Quercetin is not associated with PPH, to the best of my knowledge. Rather, it’s dasatanib, which is a prescription drug used primarily in the treatment of cancer. Dasatnib is an oral oral Brc Abl tyrosine kinase inhibitor. It was U.S. FDA approved in 2006, however because of its high cost, there is not a lot of experience with it.
I don’t know if dasatanib+quercetin will be effective in humans at doses that are “safe”, or even if reducing the burden of senescent cells will extend lifespan. However, as you point out, it is likely that reducing the number of senescent cells will improve the health-span. Moreover, if this combo works topically, or as an oral-topical combination then it may substantially rejuvenate the skin. Senescent and hyperplasia cells in skin are a major cause of skin aging. I suppose I should patent this idea, because whoever develops AND successfully markets the first truly effective skin anti-aging cream/nostrum is going to be richer than Bill and Melinda Gates, LOL! Photodamaged cells form large colonies of both senescent and actinic (hyperplastic) cells.

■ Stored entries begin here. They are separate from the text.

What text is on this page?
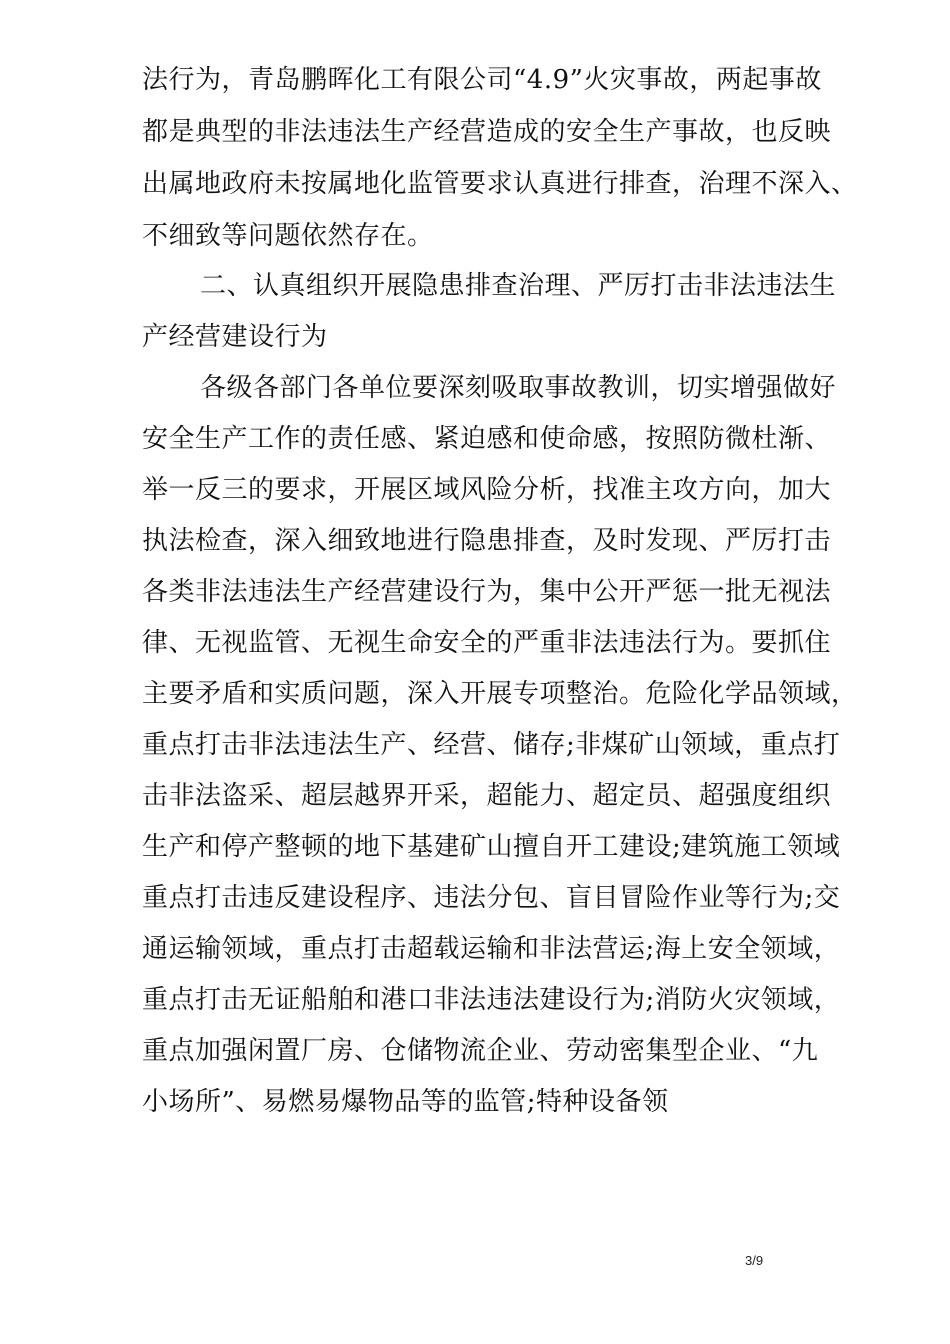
法行为，青岛鹏晖化工有限公司“4.9”火灾事故，两起事故
都是典型的非法违法生产经营造成的安全生产事故，也反映
出属地政府未按属地化监管要求认真进行排查，治理不深入、
不细致等问题依然存在。
二、认真组织开展隐患排查治理、严厉打击非法违法生
产经营建设行为
各级各部门各单位要深刻吸取事故教训，切实增强做好
安全生产工作的责任感、紧迫感和使命感，按照防微杜渐、
举一反三的要求，开展区域风险分析，找准主攻方向，加大
执法检查，深入细致地进行隐患排查，及时发现、严厉打击
各类非法违法生产经营建设行为，集中公开严惩一批无视法
律、无视监管、无视生命安全的严重非法违法行为。要抓住
主要矛盾和实质问题，深入开展专项整治。危险化学品领域，
重点打击非法违法生产、经营、储存;非煤矿山领域，重点打
击非法盗采、超层越界开采，超能力、超定员、超强度组织
生产和停产整顿的地下基建矿山擅自开工建设;建筑施工领域
重点打击违反建设程序、违法分包、盲目冒险作业等行为;交
通运输领域，重点打击超载运输和非法营运;海上安全领域，
重点打击无证船舶和港口非法违法建设行为;消防火灾领域，
重点加强闲置厂房、仓储物流企业、劳动密集型企业、“九
小场所”、易燃易爆物品等的监管;特种设备领
3/9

A recently developed UV photography technique shows just how bad, how early, and how nearly invisible this pathology is:
There are several treatments to eliminate the actinic fraction of these photodamaged areas, most notably the cytotoxic chemotherapeutic agent 5-fluorouracil, administered as a 5% cream. The 5-FU causes inflammatory necrosis of the actinic cells, as can be seen in the photos below:
This red, raw inflammatory response starts after a few days of application. The recommended duration of treatment is 3-4 weeks and the redness persists for a couple of weeks following the cessation of Tx. Once Tx is complete, the risk of skin cancer is greatly reduced, most of the hyperpigmented, freckled, liver-spotted areas are gone, and the skin generally looks much younger. However, you have to go around looking like the people in the photos above for onto two months: http://ift.tt/1EMJTw1 to say, many patients simply refuse to have this Tx! [As a relevant aside, age spots or liver spots are NOT due to lipofuscin containing cells, nor are they remediated by centrophenoxine.]

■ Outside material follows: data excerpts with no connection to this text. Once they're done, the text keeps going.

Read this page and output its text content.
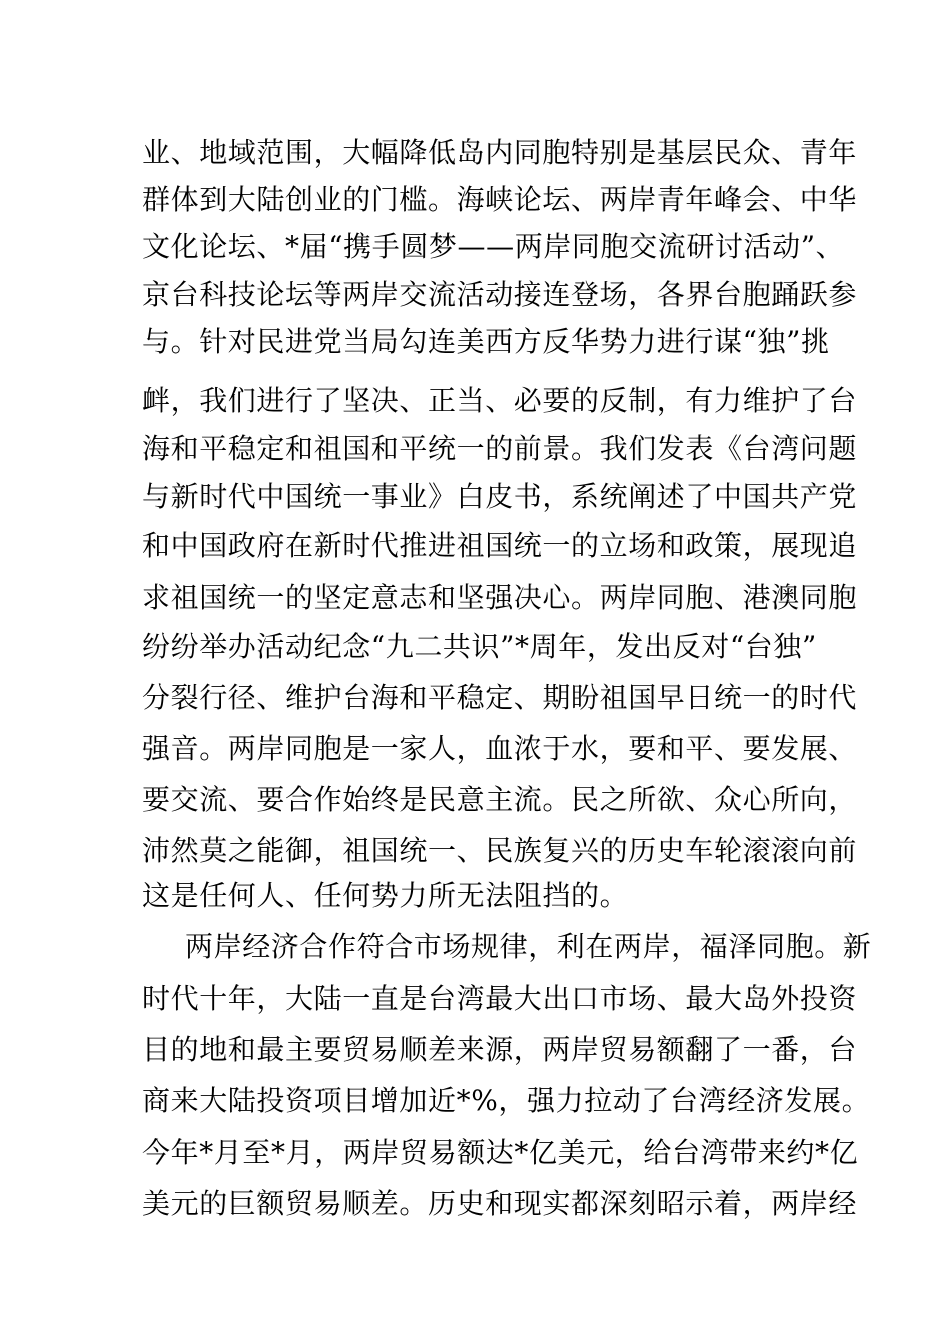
业、地域范围，大幅降低岛内同胞特别是基层民众、青年
群体到大陆创业的门槛。海峡论坛、两岸青年峰会、中华
文化论坛、*届“携手圆梦——两岸同胞交流研讨活动”、
京台科技论坛等两岸交流活动接连登场，各界台胞踊跃参
与。针对民进党当局勾连美西方反华势力进行谋“独”挑
衅，我们进行了坚决、正当、必要的反制，有力维护了台
海和平稳定和祖国和平统一的前景。我们发表《台湾问题
与新时代中国统一事业》白皮书，系统阐述了中国共产党
和中国政府在新时代推进祖国统一的立场和政策，展现追
求祖国统一的坚定意志和坚强决心。两岸同胞、港澳同胞
纷纷举办活动纪念“九二共识”*周年，发出反对“台独”
分裂行径、维护台海和平稳定、期盼祖国早日统一的时代
强音。两岸同胞是一家人，血浓于水，要和平、要发展、
要交流、要合作始终是民意主流。民之所欲、众心所向，
沛然莫之能御，祖国统一、民族复兴的历史车轮滚滚向前
这是任何人、任何势力所无法阻挡的。
两岸经济合作符合市场规律，利在两岸，福泽同胞。新
时代十年，大陆一直是台湾最大出口市场、最大岛外投资
目的地和最主要贸易顺差来源，两岸贸易额翻了一番，台
商来大陆投资项目增加近*%，强力拉动了台湾经济发展。
今年*月至*月，两岸贸易额达*亿美元，给台湾带来约*亿
美元的巨额贸易顺差。历史和现实都深刻昭示着，两岸经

There is another Tx for actinic keratosis which does not cause this inflammatory response, imiquimod, which is a topical medication that up-regulates a variety of cytokines that provoke a nonspecific immune response (interferons, natural killer cells) and a specific immune response (T cells). It is applied 2-3 times a week for up to 4 months, although generally one month of Tx is sufficient, with the notable downside being that it costs about $800 for a course of treatment.

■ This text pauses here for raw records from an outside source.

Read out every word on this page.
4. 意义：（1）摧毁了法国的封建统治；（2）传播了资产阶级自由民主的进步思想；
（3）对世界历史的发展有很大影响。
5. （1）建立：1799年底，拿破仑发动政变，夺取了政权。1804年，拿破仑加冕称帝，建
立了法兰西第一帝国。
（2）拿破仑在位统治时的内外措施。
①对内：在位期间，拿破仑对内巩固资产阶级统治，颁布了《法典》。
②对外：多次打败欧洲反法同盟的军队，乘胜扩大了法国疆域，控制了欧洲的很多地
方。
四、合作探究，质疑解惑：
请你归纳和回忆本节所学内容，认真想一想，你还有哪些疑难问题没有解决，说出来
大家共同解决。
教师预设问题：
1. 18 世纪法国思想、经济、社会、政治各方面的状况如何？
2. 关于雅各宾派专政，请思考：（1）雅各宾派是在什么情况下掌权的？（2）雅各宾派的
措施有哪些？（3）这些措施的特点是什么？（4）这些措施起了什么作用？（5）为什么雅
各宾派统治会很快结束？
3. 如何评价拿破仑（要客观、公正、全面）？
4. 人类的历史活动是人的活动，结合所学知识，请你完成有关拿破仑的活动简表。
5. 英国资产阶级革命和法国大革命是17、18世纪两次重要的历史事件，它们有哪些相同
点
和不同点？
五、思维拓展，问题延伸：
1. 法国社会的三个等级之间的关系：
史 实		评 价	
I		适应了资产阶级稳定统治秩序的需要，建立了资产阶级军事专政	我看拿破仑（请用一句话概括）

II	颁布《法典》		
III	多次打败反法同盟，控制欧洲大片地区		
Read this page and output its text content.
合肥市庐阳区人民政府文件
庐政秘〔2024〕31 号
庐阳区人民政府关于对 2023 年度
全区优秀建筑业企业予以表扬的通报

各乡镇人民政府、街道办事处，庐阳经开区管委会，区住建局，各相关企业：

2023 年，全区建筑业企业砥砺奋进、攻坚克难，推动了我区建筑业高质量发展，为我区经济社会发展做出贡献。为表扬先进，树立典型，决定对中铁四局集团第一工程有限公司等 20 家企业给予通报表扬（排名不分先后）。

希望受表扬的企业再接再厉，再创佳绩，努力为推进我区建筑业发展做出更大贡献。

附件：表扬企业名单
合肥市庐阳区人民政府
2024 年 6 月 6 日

If you look at the photos above, it makes you wonder what the interior of our aging/aged bodies look like with respect to senescent cells. It should also give pause to the systemic application of dasatinib+quercetin without first evaluating the effect of inducing apoptotic death in a significant fraction of the body’s cells locally. This is in part why I suggest a cutaneous trial, first.
Since I discovered the ability of imiquimod to selectively destroy actinic cells in the skin, I’ve thought about the possibility of finding a way to do the same thing with senescent cells systemically. Dasatinib+quercetin may be the answer. Even if it can only be used topically, that may prove advantageous from a cosmetic standpoint – which is no small thing.